As one who has been advocating for change in addressing childhood trauma for many years now, I have learned that change is extremely difficult for most people. There needs to be a reason for it. When Dr. Felitti was in Juneau last week, his planned testimony before the House Health & Social Services Committee was cancelled. The Legislative leadership mandated no hearings could be held unless they dealt with the state budget deficit. It was odd because what Dr. Felitti has to say is of enormous benefit in reducing cost to the State of Alaska. We made up the time by talking to individual legislators about the benefits available through screening adult patients for childhood trauma.
Here is what Dr. Felitti told the House Minority Caucus. After the ACE Study results were complete. he had an offer from a professor with a new business to assess 130,000 online assessments. It was over two years of data, and what it showed was a 35% reduction in doctor office visits by patients who went through the ACEs assessment for a period of one year. That means that 58,000 patients with 3.2 annual visits would experience a reduction of about 65,000 visits annually. The cost savings for 65,000 visits is substantial. The online assessment was used in doctor office visits at Kaiser Permanente to address patient medical and trauma issues.

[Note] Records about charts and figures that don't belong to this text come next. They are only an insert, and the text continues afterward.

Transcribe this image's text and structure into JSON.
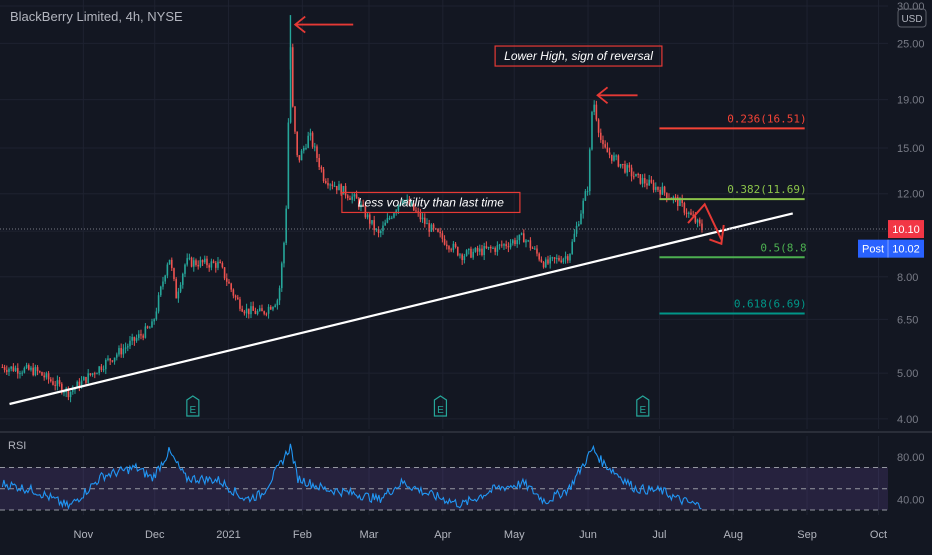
{
  "header": {
    "symbol_title": "BlackBerry Limited, 4h, NYSE"
  },
  "currency_badge": "USD",
  "colors": {
    "background": "#131722",
    "candle_up": "#26a69a",
    "candle_down": "#ef5350",
    "trendline": "#ffffff",
    "annotation": "#e53935",
    "fib_0236": "#f44336",
    "fib_0382": "#8bc34a",
    "fib_05": "#4caf50",
    "fib_0618": "#009688",
    "rsi_line": "#2196f3",
    "rsi_fill": "#7e57c2"
  },
  "chart_data": [
    {
      "type": "candlestick",
      "title": "BlackBerry Limited, 4h, NYSE",
      "price_scale": "log",
      "ylim": [
        3.9,
        30
      ],
      "y_ticks": [
        "4.00",
        "5.00",
        "6.50",
        "8.00",
        "10.00",
        "12.00",
        "15.00",
        "19.00",
        "25.00",
        "30.00"
      ],
      "x_ticks": [
        "Nov",
        "Dec",
        "2021",
        "Feb",
        "Mar",
        "Apr",
        "May",
        "Jun",
        "Jul",
        "Aug",
        "Sep",
        "Oct"
      ],
      "price_path": [
        [
          "2020-09-28",
          5.15
        ],
        [
          "2020-10-12",
          5.05
        ],
        [
          "2020-10-26",
          4.55
        ],
        [
          "2020-11-09",
          5.2
        ],
        [
          "2020-11-23",
          5.9
        ],
        [
          "2020-11-30",
          6.3
        ],
        [
          "2020-12-07",
          8.9
        ],
        [
          "2020-12-10",
          7.3
        ],
        [
          "2020-12-14",
          8.6
        ],
        [
          "2020-12-28",
          8.5
        ],
        [
          "2021-01-04",
          7.2
        ],
        [
          "2021-01-08",
          6.8
        ],
        [
          "2021-01-15",
          6.7
        ],
        [
          "2021-01-22",
          7.2
        ],
        [
          "2021-01-25",
          10.3
        ],
        [
          "2021-01-27",
          25.0
        ],
        [
          "2021-01-28",
          18.0
        ],
        [
          "2021-01-30",
          14.0
        ],
        [
          "2021-02-04",
          16.0
        ],
        [
          "2021-02-10",
          13.0
        ],
        [
          "2021-02-24",
          11.6
        ],
        [
          "2021-03-05",
          9.8
        ],
        [
          "2021-03-15",
          11.8
        ],
        [
          "2021-03-26",
          10.2
        ],
        [
          "2021-04-09",
          8.9
        ],
        [
          "2021-04-23",
          9.2
        ],
        [
          "2021-05-05",
          9.7
        ],
        [
          "2021-05-14",
          8.5
        ],
        [
          "2021-05-24",
          8.9
        ],
        [
          "2021-06-01",
          12.5
        ],
        [
          "2021-06-03",
          19.3
        ],
        [
          "2021-06-07",
          15.0
        ],
        [
          "2021-06-21",
          13.0
        ],
        [
          "2021-07-02",
          12.2
        ],
        [
          "2021-07-09",
          11.5
        ],
        [
          "2021-07-19",
          10.1
        ]
      ],
      "price_peak": [
        "2021-01-27",
        28.7
      ],
      "last_price": "10.10",
      "post_market": {
        "label": "Post",
        "price": "10.02"
      },
      "trendline": {
        "from": [
          "2020-10-01",
          4.3
        ],
        "to": [
          "2021-08-26",
          10.9
        ],
        "label": ""
      },
      "fibonacci": [
        {
          "label": "0.236(16.51)",
          "value": 16.51,
          "from": "2021-07-01",
          "to": "2021-08-31"
        },
        {
          "label": "0.382(11.69)",
          "value": 11.69,
          "from": "2021-07-01",
          "to": "2021-08-31"
        },
        {
          "label": "0.5(8.8",
          "value": 8.8,
          "from": "2021-07-01",
          "to": "2021-08-31"
        },
        {
          "label": "0.618(6.69)",
          "value": 6.69,
          "from": "2021-07-01",
          "to": "2021-08-31"
        }
      ],
      "annotations": [
        {
          "text": "Lower High, sign of reversal",
          "date": "2021-05-28",
          "price": 23.5
        },
        {
          "text": "Less volatility than last time",
          "date": "2021-03-27",
          "price": 11.5
        }
      ],
      "earnings_markers": [
        {
          "symbol": "E",
          "date": "2020-12-17"
        },
        {
          "symbol": "E",
          "date": "2021-03-31"
        },
        {
          "symbol": "E",
          "date": "2021-06-24"
        }
      ]
    },
    {
      "type": "line",
      "title": "RSI",
      "ylim": [
        30,
        95
      ],
      "y_ticks": [
        "80.00",
        "40.00"
      ],
      "bands": [
        70,
        50,
        30
      ],
      "x_ticks": [
        "Nov",
        "Dec",
        "2021",
        "Feb",
        "Mar",
        "Apr",
        "May",
        "Jun",
        "Jul",
        "Aug",
        "Sep",
        "Oct"
      ],
      "values_path": [
        [
          "2020-09-28",
          55
        ],
        [
          "2020-10-12",
          48
        ],
        [
          "2020-10-26",
          33
        ],
        [
          "2020-11-09",
          62
        ],
        [
          "2020-11-23",
          70
        ],
        [
          "2020-11-30",
          60
        ],
        [
          "2020-12-07",
          85
        ],
        [
          "2020-12-14",
          60
        ],
        [
          "2020-12-28",
          58
        ],
        [
          "2021-01-08",
          40
        ],
        [
          "2021-01-15",
          45
        ],
        [
          "2021-01-22",
          70
        ],
        [
          "2021-01-27",
          90
        ],
        [
          "2021-01-30",
          60
        ],
        [
          "2021-02-10",
          50
        ],
        [
          "2021-02-24",
          45
        ],
        [
          "2021-03-05",
          40
        ],
        [
          "2021-03-15",
          56
        ],
        [
          "2021-03-26",
          45
        ],
        [
          "2021-04-09",
          35
        ],
        [
          "2021-04-23",
          50
        ],
        [
          "2021-05-05",
          55
        ],
        [
          "2021-05-14",
          38
        ],
        [
          "2021-05-24",
          50
        ],
        [
          "2021-06-03",
          88
        ],
        [
          "2021-06-07",
          75
        ],
        [
          "2021-06-21",
          50
        ],
        [
          "2021-07-02",
          48
        ],
        [
          "2021-07-09",
          40
        ],
        [
          "2021-07-19",
          33
        ]
      ]
    }
  ]
}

In about 2004, Dr. Chuck Grim, head of the Indian Health Service (IHC), encouraged as one of his initiatives the integration of behavioral health with medical care. Unfortunately, there was little guidance like that available at Cherokee Health Systems, and most health care systems in the IHS used a variant of the PHQ-9. Most patients found the questions offensive or intrusive and many systems reduced them to two questions: Do you smoke? and Have you had more than X number of drinks in the past week? Neither question provides much information of any value to medical advice other than you should quit smoking or slow down your drinking. The benefits Dr. Felitti described do not work, in my experience, with the PHQ-9.

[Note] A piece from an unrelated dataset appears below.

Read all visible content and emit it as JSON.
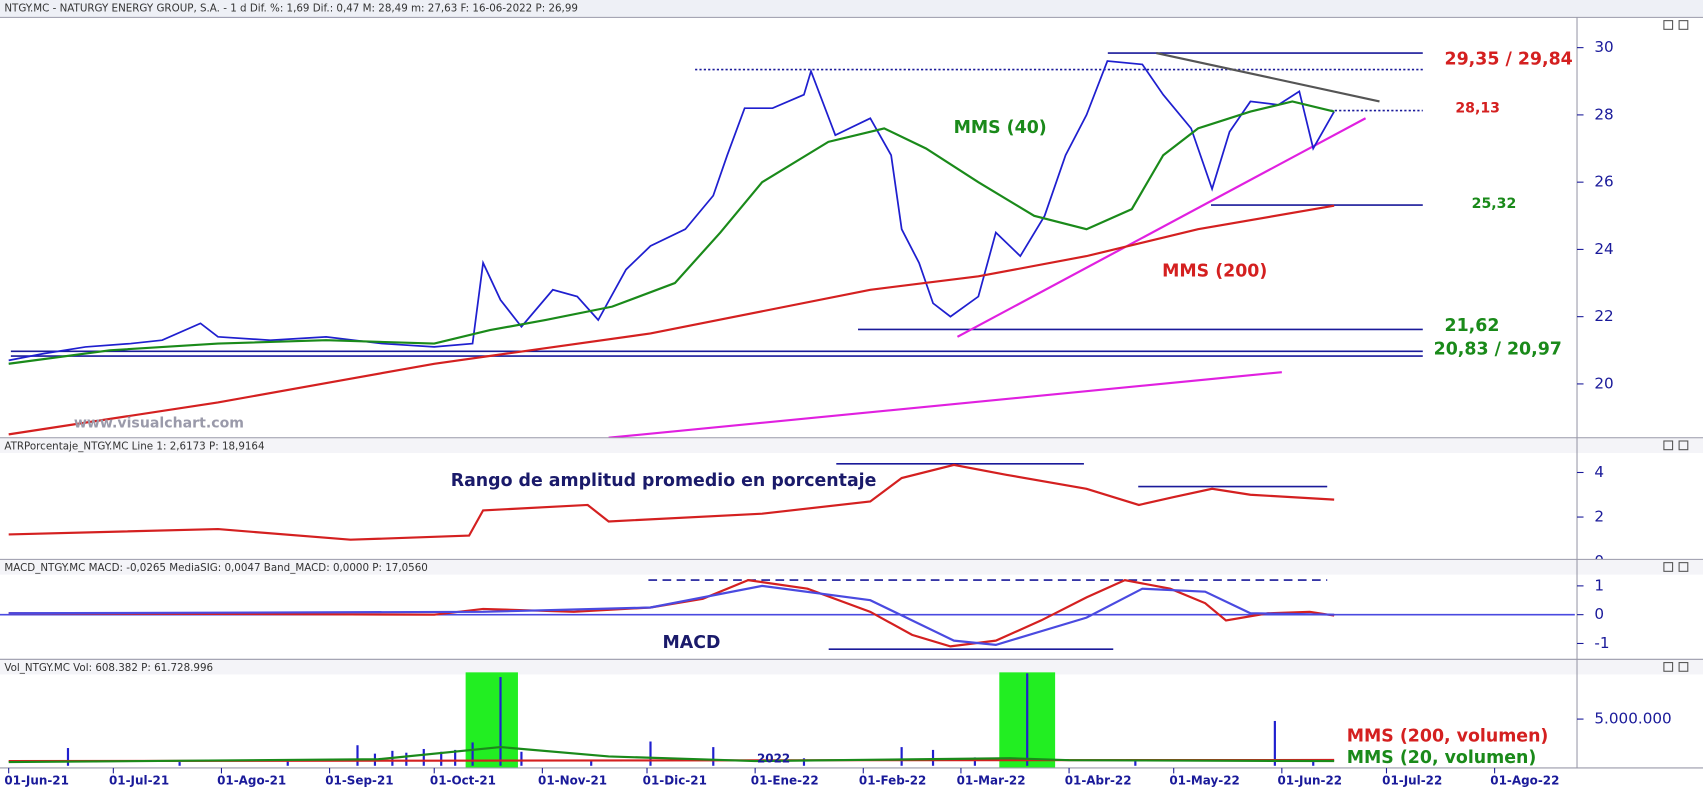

About 2010, I visited Cherokee Health Systems in Tennessee. At that time, they had decades of experience with an integrated behavioral health/medical center. Touring exam rooms, we saw stations for the behavioral health specialist next to the MD and medical assistant. They collaborated all the time on patient issues, and rightly so. Some of the research I conducted during this period of time revealed that many patients whom doctors saw had what were described as MUS (medically undiagnosed symptoms). A lot of the literature about MUS attributes the diagnosis to anxiety and stress. The symptoms are real, but there is no medical explanation. As we have learned in the ACE community, fear, anxiety and stress compromise our immune system and have symptoms that are real, but related to our childhood trauma. So the treatment is not medical, but behavioral. This knowledge has been with us for decades, but not adopted in medical facilities. Why? Well, what CEO wants to give up the 65,000 doctor office visits by using an online document to assess patients. More patients and more severe illnesses mean more income and greater profits.

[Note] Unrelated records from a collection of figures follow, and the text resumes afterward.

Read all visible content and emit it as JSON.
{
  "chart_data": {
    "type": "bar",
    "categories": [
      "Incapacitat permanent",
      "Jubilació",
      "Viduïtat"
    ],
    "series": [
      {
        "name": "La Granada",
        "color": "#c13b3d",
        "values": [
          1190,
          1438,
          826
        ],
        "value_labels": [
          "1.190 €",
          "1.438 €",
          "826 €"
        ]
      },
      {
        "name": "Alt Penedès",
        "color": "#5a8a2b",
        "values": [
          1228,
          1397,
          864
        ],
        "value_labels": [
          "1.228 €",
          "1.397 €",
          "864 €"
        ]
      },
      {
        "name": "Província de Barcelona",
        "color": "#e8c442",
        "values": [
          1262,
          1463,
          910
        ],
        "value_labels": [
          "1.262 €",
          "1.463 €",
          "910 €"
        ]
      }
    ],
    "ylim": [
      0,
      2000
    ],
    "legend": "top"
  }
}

So what advice are Alaska executives and government officials giving to the Alaska Legislature today, in 2016? Here is a link to an article about testimony from Alaska Commissioner of Health & Social Services and the head of the Alaska Mental Health Trust [LINK HERE]. The advice: “State leaders believe they can lower the long-term growth in Medicaid costs and make Alaskans healthier mentally and physically. They plan to do that by better coordinating behavioral health care — the treatment of mental health and addiction.” The concept that has existed for decades and pioneered at Cherokee Health Systems is finally arriving in Alaska. I celebrate that, but wonder why the more current knowledge provided by Dr. Felitti and others is not getting the same type of consideration.
In recent years, health care growth has been the driver behind the Alaskan economy. It’s the bright spot. Yet many proposed solutions have been discussed that would reduce the cost of health care by off-loading care to non-medical services. But because non-medical services aren't compensated for as health insurance is, they get treated in health care facilities. I am happy the conversation is starting, but it’s not a state-of-the-art conversation and it’s occurring during a time of considerable stress in health care. There are other solutions available that can pay for the $5 million cost, but it won’t be considered for a variety of reasons.
Let’s start the alternate conversation.